There are ways to obtain a good estimate of the actual false discovery rate, instead of just an upper bound. You just need to calculate the average of $(1 - p)$ over all sites for which $p>0.95$ (you can check that this will indeed be smaller than 5%). Conversely, defining a target FDR of, say 5%, the idea would be to identify the threshold $p_0$ such that the average of $(1-p)$ over all sites for which $p>p_0$ is exactly 5% and then call "positively selected" all positions with $p>p_0$.

All this has already been said and done, including in the context of detecting positive selection across sites (Guindon et al, 2005). Yet I have the impression that this is not yet totally integrated by our research community. Many people still seem to think that posterior probabilities, even in an empirical Bayes context, are not to be interpreted in frequentist terms (because they are somehow subjective), and that, conversely, being a frequentist means that you should think within the frame of a "type I error" paradigm.

Of course, all this is true only asymptotically and under correct model specification. Concerning the asymptotic condition, simulations suggest that calibration does indeed deteriorate for very small alignments and under weak selective effects (Guindon et al, 2005).

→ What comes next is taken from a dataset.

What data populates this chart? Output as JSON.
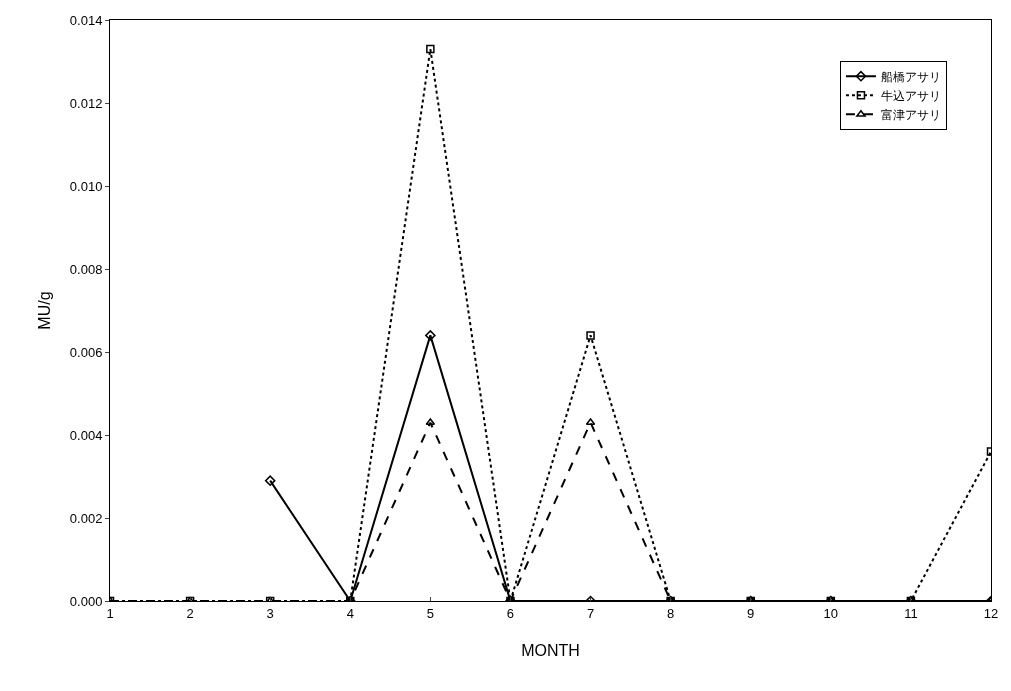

Concerning model specification, the conditions to get good calibration are in particular that that the law of effect sizes (e.g. distribution of dN/dS) under the null and under the alternative should be correctly modelled.

This may look like strict conditions. Yet, for me, this just means that we should move beyond gene-by-gene analyses and implement genome-wide studies instead, using hierarchical priors simultaneously accounting for gene-specific and site-specific effects. In this genome-wide context, we also start to get sufficient amounts of empirical signal for modelling the laws of effect sizes with more generality, using semi-parametric or non-parametric methods.

In brief, with genome-wide sequences, large computers and MPI parallelism, it now becomes possible to experiment the power and the frequentist properties of empirical Bayes in practically relevant situations.

---

Efron, B. (2008). Microarrays, empirical Bayes and the two-groups model. Statistical Science, 1–22.

Efron, B. (2010). Large-scale inference: empirical Bayes methods for estimation, testing and prediction. (Institute of Mathematical Statistics Monographs). Cambridge University Press.

Guindon, S., Black, M., & Rodrigo, A. (2006). Control of the false discovery rate applied to the detection of positively selected amino acid sites. Molecular biology and evolution, 23(5), 919-926.